Aux repas de famille, on se pénétrait de la douceur de la table festive où la dureté h bituelle du jugement social s'atténue, et les fâchés à mort de l'année dernière réconciliés se passent le bol de mayonnaise. On s'ennuyait un peu mais pas au point de préférer être au lendemain en cours de math.
Après les commentaires sur les plats en train d'être dégustés, qui appelaient les souvenirs des mêmes mangés en d'autres circonstances, les conseils sur la meilleure façon de les préparer, les convives discutaient du Spoutnik et de qui, des Américains ou des Russes, irait les premiers sur la lune, des cités d'urgence de l'abbé Pierre, de la vie chère.
La guerre finissait par revenir sur le tapis.
Ils rappelaient l'Exode, les bombardements, les restrictions de l'après-guerre, les zazous, les pantalons de golf.
C'était le roman de notre petite enfance, qu'on écoutait dans une nostalgie indéfinnissable, la même qu'on ressentait en récitant avec ferveur Souviens-toi, Barbara, recopié dans un cahier personnel de poèmes.
Il n'était déjà plus question de l'Indochine, si lointaine, si exotique - "deux sacs de riz suspendus de part et d'autre d'une tige de bambou", selon le manuel de géographie - et perdue sans excès de regret à Diên Biên Phu.
Ils n'avaient pas non plus envie de s'assombrir l'atmosphère avec les troubles en Algérie. mais ils étaient tous d'accord, l'Algérie avec ses trois départements était la France et il fallait bien que la rebellion soit matée, nettoyés les "nids de fellaguas".
A la dérision dont les Arabes et leurs mots étaient rituellement l'objet, habana la moukère mets ton nez dans la cafetière tu verras si c'est chaud.
Normal donc que les soldats du contingent soient envoyés pour rétablir l'ordre, même si de l'avis général c'était malheureux pour les parents de perdre un garçon de vingt ans, qui devait se marier, dont la photo figurait dans le journal régional sous la mention "tombé dans une embuscade".

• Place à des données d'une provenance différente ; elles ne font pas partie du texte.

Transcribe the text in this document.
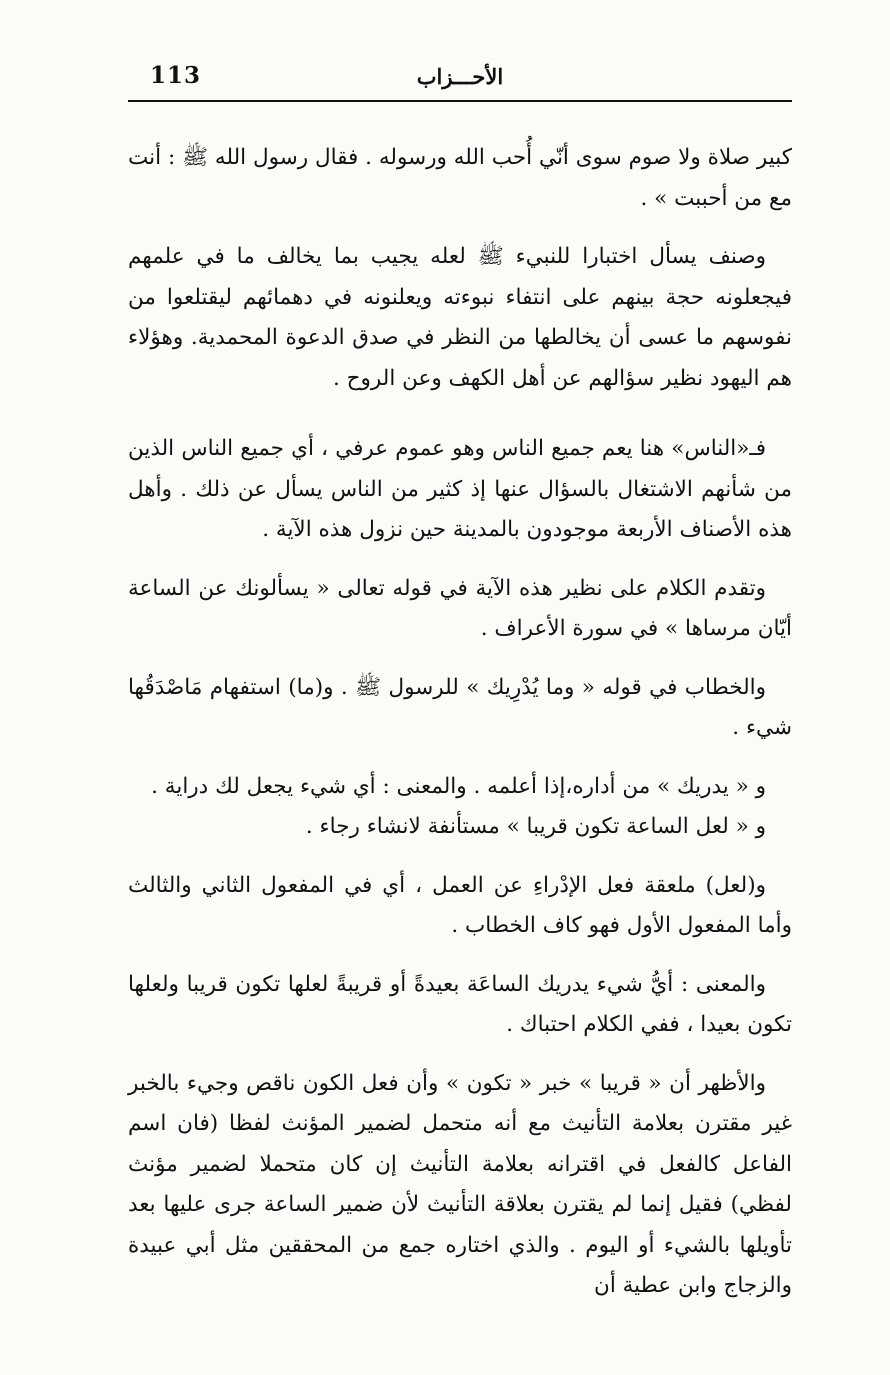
113	الأحـــزاب

كبير صلاة ولا صوم سوى أنّي أُحب الله ورسوله . فقال رسول الله ﷺ : أنت مع من أحببت » .

وصنف يسأل اختبارا للنبيء ﷺ لعله يجيب بما يخالف ما في علمهم فيجعلونه حجة بينهم على انتفاء نبوءته ويعلنونه في دهمائهم ليقتلعوا من نفوسهم ما عسى أن يخالطها من النظر في صدق الدعوة المحمدية. وهؤلاء هم اليهود نظير سؤالهم عن أهل الكهف وعن الروح .

فـ«الناس» هنا يعم جميع الناس وهو عموم عرفي ، أي جميع الناس الذين من شأنهم الاشتغال بالسؤال عنها إذ كثير من الناس يسأل عن ذلك . وأهل هذه الأصناف الأربعة موجودون بالمدينة حين نزول هذه الآية .

وتقدم الكلام على نظير هذه الآية في قوله تعالى « يسألونك عن الساعة أيّان مرساها » في سورة الأعراف .

والخطاب في قوله « وما يُدْرِيك » للرسول ﷺ . و(ما) استفهام مَاصْدَقُها شيء .

و « يدريك » من أداره،إذا أعلمه . والمعنى : أي شيء يجعل لك دراية .

و « لعل الساعة تكون قريبا » مستأنفة لانشاء رجاء .

و(لعل) ملعقة فعل الإدْراءِ عن العمل ، أي في المفعول الثاني والثالث وأما المفعول الأول فهو كاف الخطاب .

والمعنى : أيُّ شيء يدريك الساعَة بعيدةً أو قريبةً لعلها تكون قريبا ولعلها تكون بعيدا ، ففي الكلام احتباك .

والأظهر أن « قريبا » خبر « تكون » وأن فعل الكون ناقص وجيء بالخبر غير مقترن بعلامة التأنيث مع أنه متحمل لضمير المؤنث لفظا (فان اسم الفاعل كالفعل في اقترانه بعلامة التأنيث إن كان متحملا لضمير مؤنث لفظي) فقيل إنما لم يقترن بعلاقة التأنيث لأن ضمير الساعة جرى عليها بعد تأويلها بالشيء أو اليوم . والذي اختاره جمع من المحققين مثل أبي عبيدة والزجاج وابن عطية أن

C'était des tragédies individuelles, des morts au coup par coup. Il n'y avait ni ennemi, ni combattant, ni bataille. On n'avait pas un sentiment de guerre.
La prochaine viendrait de l'Est, avec les chars russes comme à Budapest pour détruire le monde libre et il était inutile de partir sur les routes comme en 40, la bombe atomique ne laisserait aucune chance. Déjà, on avait eu chaud avec le canal de Suez.
Personne ne parlait des camps de concentration.
C'était devenu un malheur privé.
Au dessert, les chansons patriotiques d'après la libération avaient disparus. Les parents entonnaient Parlez-moi d'amour, de vieux jeunes gens Mexico et les enfants Ma grand-mère était cow-boy.
Nous on aurait eu trop honte de chanter comme avant Etoile des neiges.
Priés d'en pousser une, on prétendait ne connaître aucune chanson en entier, certains que Brassens et Brel détonneraient dans la béatitude des fins de repas.
On ne aprlait pas de nos goûts musicaux qu'ils ne pouvaient comprendre et ils ignoraient l'existence des Platters et de Bill Haley.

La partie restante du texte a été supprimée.